16.6.2 Explainability and Responsible AI in Text Analysis

As models become more complex, understanding and communicating their behavior becomes increasingly important.

16.6.2.1 Interpreting Model Outputs vs Explaining Decisions

It is important to distinguish between:

  • Interpretation: understanding patterns in model outputs
  • Explanation: understanding why a specific prediction or decision was made

For example:

  • In LDA, we interpret topics by examining high-probability words
  • In classification models, we explain why a document was labeled a certain way

These are related but fundamentally different tasks.

16.6.3 Limits of Statistical Interpretability

Models like Latent Dirichlet Allocation provide interpretable outputs, but this interpretability has limits.

  • Topics are statistical groupings of co-occurring words, not causal mechanisms
  • A topic does not “explain” why words occur, it summarizes patterns in the text.
  • Interpretations are human-imposed labels on probabilistic structures

This distinction is critical:

  • LDA provides descriptive structure, not causal insight.
  • Misinterpreting topics as explanations can lead to incorrect conclusions.

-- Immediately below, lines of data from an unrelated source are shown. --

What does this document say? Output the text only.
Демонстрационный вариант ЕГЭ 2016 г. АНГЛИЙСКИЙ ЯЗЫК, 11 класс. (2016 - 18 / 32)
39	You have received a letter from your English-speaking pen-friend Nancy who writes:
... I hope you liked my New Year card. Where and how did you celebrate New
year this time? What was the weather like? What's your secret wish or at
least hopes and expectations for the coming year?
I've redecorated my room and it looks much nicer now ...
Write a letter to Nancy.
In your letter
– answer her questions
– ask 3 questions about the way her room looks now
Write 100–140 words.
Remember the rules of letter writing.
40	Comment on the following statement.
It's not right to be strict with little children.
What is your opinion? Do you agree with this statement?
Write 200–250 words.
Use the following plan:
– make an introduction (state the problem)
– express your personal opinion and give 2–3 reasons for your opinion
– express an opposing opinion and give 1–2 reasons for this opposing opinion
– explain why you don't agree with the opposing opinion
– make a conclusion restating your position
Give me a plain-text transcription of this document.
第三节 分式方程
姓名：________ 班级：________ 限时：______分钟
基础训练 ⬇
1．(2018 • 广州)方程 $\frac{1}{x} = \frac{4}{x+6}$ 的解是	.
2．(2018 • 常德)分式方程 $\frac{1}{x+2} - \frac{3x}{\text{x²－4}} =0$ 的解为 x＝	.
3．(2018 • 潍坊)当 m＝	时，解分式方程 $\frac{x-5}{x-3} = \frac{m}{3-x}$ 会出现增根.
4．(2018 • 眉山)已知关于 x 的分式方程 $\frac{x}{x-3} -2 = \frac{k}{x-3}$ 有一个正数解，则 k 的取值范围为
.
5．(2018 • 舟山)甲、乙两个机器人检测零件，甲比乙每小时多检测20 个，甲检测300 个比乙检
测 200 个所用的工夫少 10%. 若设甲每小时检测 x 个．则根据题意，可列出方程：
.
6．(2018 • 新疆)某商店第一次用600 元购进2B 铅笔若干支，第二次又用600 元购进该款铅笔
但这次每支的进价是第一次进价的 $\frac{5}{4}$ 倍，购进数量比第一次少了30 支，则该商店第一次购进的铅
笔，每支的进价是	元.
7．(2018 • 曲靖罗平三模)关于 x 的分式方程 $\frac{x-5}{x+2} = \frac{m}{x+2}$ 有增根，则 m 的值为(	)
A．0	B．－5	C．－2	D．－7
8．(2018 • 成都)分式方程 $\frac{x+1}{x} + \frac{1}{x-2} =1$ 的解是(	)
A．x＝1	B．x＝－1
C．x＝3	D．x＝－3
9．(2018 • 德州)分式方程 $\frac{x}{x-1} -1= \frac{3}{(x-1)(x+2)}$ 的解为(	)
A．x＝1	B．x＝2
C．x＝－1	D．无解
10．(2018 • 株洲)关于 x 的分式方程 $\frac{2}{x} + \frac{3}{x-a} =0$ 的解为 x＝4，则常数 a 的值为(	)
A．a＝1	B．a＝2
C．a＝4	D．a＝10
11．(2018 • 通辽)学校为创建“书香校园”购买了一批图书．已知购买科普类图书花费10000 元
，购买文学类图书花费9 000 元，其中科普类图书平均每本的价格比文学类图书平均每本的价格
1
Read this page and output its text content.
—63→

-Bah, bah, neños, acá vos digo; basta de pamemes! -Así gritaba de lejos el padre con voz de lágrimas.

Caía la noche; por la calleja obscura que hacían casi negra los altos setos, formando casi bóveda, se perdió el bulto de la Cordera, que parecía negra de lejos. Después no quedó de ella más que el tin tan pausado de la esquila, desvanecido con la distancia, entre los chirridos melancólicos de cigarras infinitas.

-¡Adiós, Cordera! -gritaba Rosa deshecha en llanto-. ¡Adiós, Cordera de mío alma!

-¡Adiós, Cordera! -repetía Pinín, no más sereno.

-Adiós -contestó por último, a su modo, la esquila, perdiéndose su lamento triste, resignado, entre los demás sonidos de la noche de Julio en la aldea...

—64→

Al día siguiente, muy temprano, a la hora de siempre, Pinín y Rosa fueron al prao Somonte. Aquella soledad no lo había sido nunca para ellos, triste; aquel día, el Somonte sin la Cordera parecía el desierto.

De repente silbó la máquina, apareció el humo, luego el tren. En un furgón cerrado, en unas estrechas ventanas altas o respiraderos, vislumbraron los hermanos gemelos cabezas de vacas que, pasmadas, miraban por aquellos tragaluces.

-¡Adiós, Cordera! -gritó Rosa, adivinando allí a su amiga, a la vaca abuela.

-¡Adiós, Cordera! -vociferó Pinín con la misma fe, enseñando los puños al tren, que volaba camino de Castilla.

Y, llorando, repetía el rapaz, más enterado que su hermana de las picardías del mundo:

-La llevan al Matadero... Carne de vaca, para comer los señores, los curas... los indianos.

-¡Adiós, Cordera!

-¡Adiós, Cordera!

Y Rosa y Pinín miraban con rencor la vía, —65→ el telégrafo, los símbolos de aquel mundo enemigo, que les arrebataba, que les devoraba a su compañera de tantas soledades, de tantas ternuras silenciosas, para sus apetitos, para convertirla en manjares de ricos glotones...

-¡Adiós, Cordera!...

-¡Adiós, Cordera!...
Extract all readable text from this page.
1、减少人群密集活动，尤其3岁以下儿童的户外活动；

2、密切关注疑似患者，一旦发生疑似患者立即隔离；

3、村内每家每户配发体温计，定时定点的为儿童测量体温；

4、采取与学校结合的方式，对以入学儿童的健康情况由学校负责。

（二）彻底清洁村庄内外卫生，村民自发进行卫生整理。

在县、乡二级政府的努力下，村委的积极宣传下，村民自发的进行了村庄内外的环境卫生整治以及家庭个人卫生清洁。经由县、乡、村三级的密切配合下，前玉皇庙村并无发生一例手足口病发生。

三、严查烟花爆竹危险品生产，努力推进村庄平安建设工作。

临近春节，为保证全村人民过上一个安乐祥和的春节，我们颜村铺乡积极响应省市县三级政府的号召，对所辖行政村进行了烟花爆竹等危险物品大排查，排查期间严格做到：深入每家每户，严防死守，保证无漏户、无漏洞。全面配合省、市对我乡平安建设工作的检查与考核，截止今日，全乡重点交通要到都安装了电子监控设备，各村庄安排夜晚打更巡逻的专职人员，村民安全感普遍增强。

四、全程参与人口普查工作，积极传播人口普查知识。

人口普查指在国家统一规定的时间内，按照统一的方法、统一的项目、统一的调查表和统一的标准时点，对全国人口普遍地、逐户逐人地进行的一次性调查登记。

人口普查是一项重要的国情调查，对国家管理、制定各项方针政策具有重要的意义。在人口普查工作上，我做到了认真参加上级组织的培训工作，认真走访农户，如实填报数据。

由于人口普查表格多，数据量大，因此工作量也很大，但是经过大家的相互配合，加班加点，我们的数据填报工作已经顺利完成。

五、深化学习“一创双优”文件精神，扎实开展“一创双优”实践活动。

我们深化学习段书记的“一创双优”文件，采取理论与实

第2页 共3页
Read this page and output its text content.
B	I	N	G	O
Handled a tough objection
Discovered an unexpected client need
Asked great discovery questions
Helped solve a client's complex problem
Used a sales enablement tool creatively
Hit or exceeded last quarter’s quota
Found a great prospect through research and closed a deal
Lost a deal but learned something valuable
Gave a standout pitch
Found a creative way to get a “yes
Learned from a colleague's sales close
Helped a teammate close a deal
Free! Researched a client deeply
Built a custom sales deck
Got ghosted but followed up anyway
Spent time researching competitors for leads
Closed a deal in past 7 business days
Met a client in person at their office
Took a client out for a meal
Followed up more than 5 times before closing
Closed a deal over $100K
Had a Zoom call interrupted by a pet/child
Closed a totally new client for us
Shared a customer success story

16.6.3.1 Comparison with Modern Black-Box Models

More recent approaches to text analysis, such as transformer-based models like BERT, offer improved performance but reduced transparency.

Key differences:

  • LDA:
    • Transparent structure (topics and word distributions)
    • Easier to interpret but less expressive
  • Transformer models:
    • Capture complex semantic relationships
    • Often considered black-box models
    • Harder to interpret directly

This creates a trade-off of Interpretability vs predictive power

16.6.3.2 Tools for Model Explanation

To address the lack of transparency in complex models, several tools have been developed:

  • [LIME]{https://christophm.github.io/interpretable-ml-book/lime.html)
    • Explains individual predictions using local approximations
    • Helps identify which features (e.g., words) influenced a decision
  • SHAP (SHapley Additive exPlanations)
    • Based on game theory for allocating “payouts” for feature importance.
    • Provides consistent feature importance values across predictions
  • Attention analysis (in transformer models)
    • Examines which words (tokens) influence the model outputs.
    • Provides insight into internal weighting, though not always a true explanation

Each of these methods has limitations:

  • They provide approximations, not definitive explanations or ground truth.
  • Results can vary depending on model and configuration
  • Interpretations still require human judgment

16.6.4 Practical Guidance for Responsible Text Analysis

When applying text analysis methods:

  • Be explicit about what the model can and cannot explain

  • Avoid presenting statistical patterns as causal findings

  • Evaluate whether the level of interpretability is appropriate for the application

  • Consider the ethical implications of using sensitive or identifiable text data

  • Document your preprocessing, modeling choices, and limitations clearly

16.6.5 Summary

Responsible text analysis requires attention to both data ethics and model transparency.

  • Text data introduces unique privacy and re-identification risks.
  • Interpretable models like LDA provide useful structure but not causal explanations.
  • More powerful models increase the need for post hoc explanation tools.
  • Clear communication of limitations is essential for responsible use.